In the study, the researchers adjusted incidence of OHCAs for age and compared it to data on individuals' beverage consumption between 2005 and 2011 throughout the 47 prefectures of Japan.
Data came from a total of 797,422 participants who had undergone OCHAs of both cardiac and non-cardiac origins, and data on beverage consumption was sourced from the Ministry of Health, Labor and Welfare of Japan, who used how much people spent on beverages as a proxy measure.
Researchers focused on 785,591 OHCA cases in which patients received resuscitation, 435,064, or 55.4% of which were of cardiac origin and 350,527 or 44.6 percent were of non-cardiac origin.

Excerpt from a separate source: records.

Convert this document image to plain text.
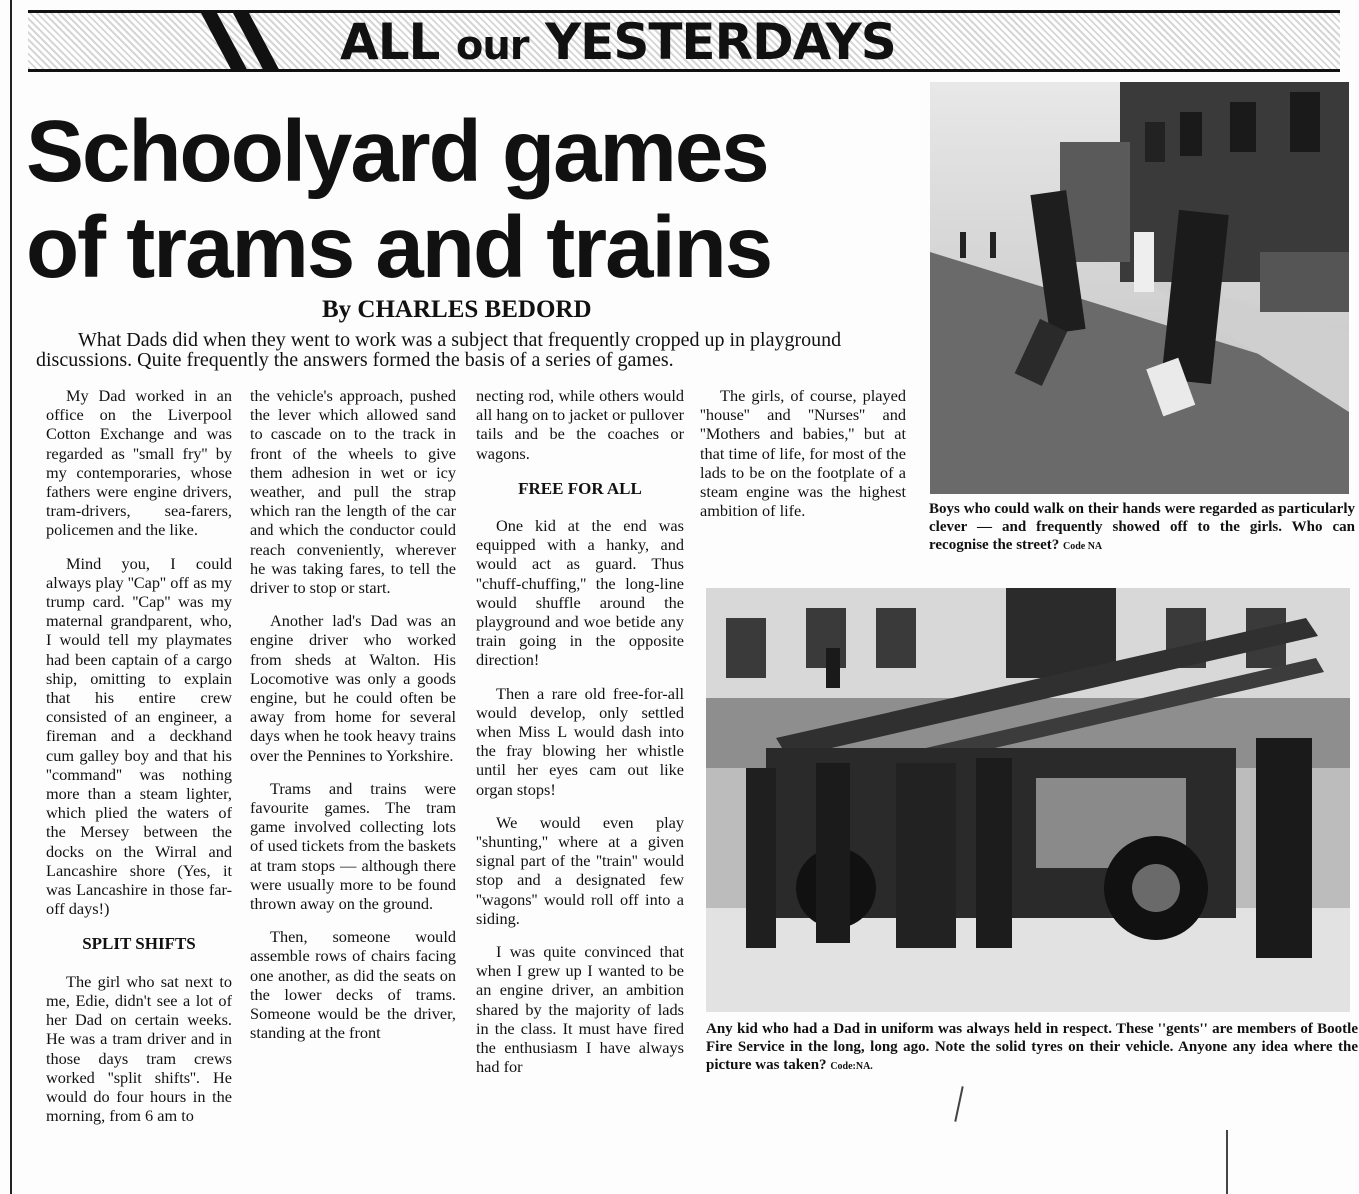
ALL our YESTERDAYS
Schoolyard games
of trams and trains
By CHARLES BEDORD

What Dads did when they went to work was a subject that frequently cropped up in playground discussions. Quite frequently the answers formed the basis of a series of games.

My Dad worked in an office on the Liverpool Cotton Exchange and was regarded as ''small fry'' by my contemporaries, whose fathers were engine drivers, tram-drivers, sea-farers, policemen and the like.

Mind you, I could always play ''Cap'' off as my trump card. ''Cap'' was my maternal grandparent, who, I would tell my playmates had been captain of a cargo ship, omitting to explain that his entire crew consisted of an engineer, a fireman and a deckhand cum galley boy and that his ''command'' was nothing more than a steam lighter, which plied the waters of the Mersey between the docks on the Wirral and Lancashire shore (Yes, it was Lancashire in those far-off days!)

SPLIT SHIFTS

The girl who sat next to me, Edie, didn't see a lot of her Dad on certain weeks. He was a tram driver and in those days tram crews worked ''split shifts''. He would do four hours in the morning, from 6 am to

the vehicle's approach, pushed the lever which allowed sand to cascade on to the track in front of the wheels to give them adhesion in wet or icy weather, and pull the strap which ran the length of the car and which the conductor could reach conveniently, wherever he was taking fares, to tell the driver to stop or start.

Another lad's Dad was an engine driver who worked from sheds at Walton. His Locomotive was only a goods engine, but he could often be away from home for several days when he took heavy trains over the Pennines to Yorkshire.

Trams and trains were favourite games. The tram game involved collecting lots of used tickets from the baskets at tram stops — although there were usually more to be found thrown away on the ground.

Then, someone would assemble rows of chairs facing one another, as did the seats on the lower decks of trams. Someone would be the driver, standing at the front

necting rod, while others would all hang on to jacket or pullover tails and be the coaches or wagons.

FREE FOR ALL

One kid at the end was equipped with a hanky, and would act as guard. Thus ''chuff-chuffing,'' the long-line would shuffle around the playground and woe betide any train going in the opposite direction!

Then a rare old free-for-all would develop, only settled when Miss L would dash into the fray blowing her whistle until her eyes cam out like organ stops!

We would even play ''shunting,'' where at a given signal part of the ''train'' would stop and a designated few ''wagons'' would roll off into a siding.

I was quite convinced that when I grew up I wanted to be an engine driver, an ambition shared by the majority of lads in the class. It must have fired the enthusiasm I have always had for

The girls, of course, played ''house'' and ''Nurses'' and ''Mothers and babies,'' but at that time of life, for most of the lads to be on the footplate of a steam engine was the highest ambition of life.	Boys who could walk on their hands were regarded as particularly clever — and frequently showed off to the girls. Who can recognise the street? Code NA

Any kid who had a Dad in uniform was always held in respect. These ''gents'' are members of Bootle Fire Service in the long, long ago. Note the solid tyres on their vehicle. Anyone any idea where the picture was taken? Code:NA.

Incidences of non-cardiac origin included cerebrovascular disease, which counted for 4.8% of cases, respiratory disease at 6.1 percent, malignant tumors at 3.5% and exogenous disease at 18.9%.
"Our data on carbonated beverage consumption is based on expenditure and the association with OHCA is not causal," says Professor Saku. "But the findings do indicate that limiting consumption of carbonated beverages could be beneficial for health."
Consumer expenditures on carbonated drinks had a significant association with OHCAs of cardiac origin, but this was not the case regarding OHCAs of non-cardiac origin.
Expenditures on flat beverages from milk to mineral water, to tea, coffee, cocoa and fruit juice were not significantly associated with OHCAs of cardiac origin.
"Carbonated beverage consumption was significantly and positively associated with OHCAs of cardiac origin in Japan, indicating that beverage habits may have an impact on fatal CVD," says Professor Saku. "The acid in carbonated beverages might play an important role in this association."
The study was presented Tuesday at the European Society of Cardiology Congress in London.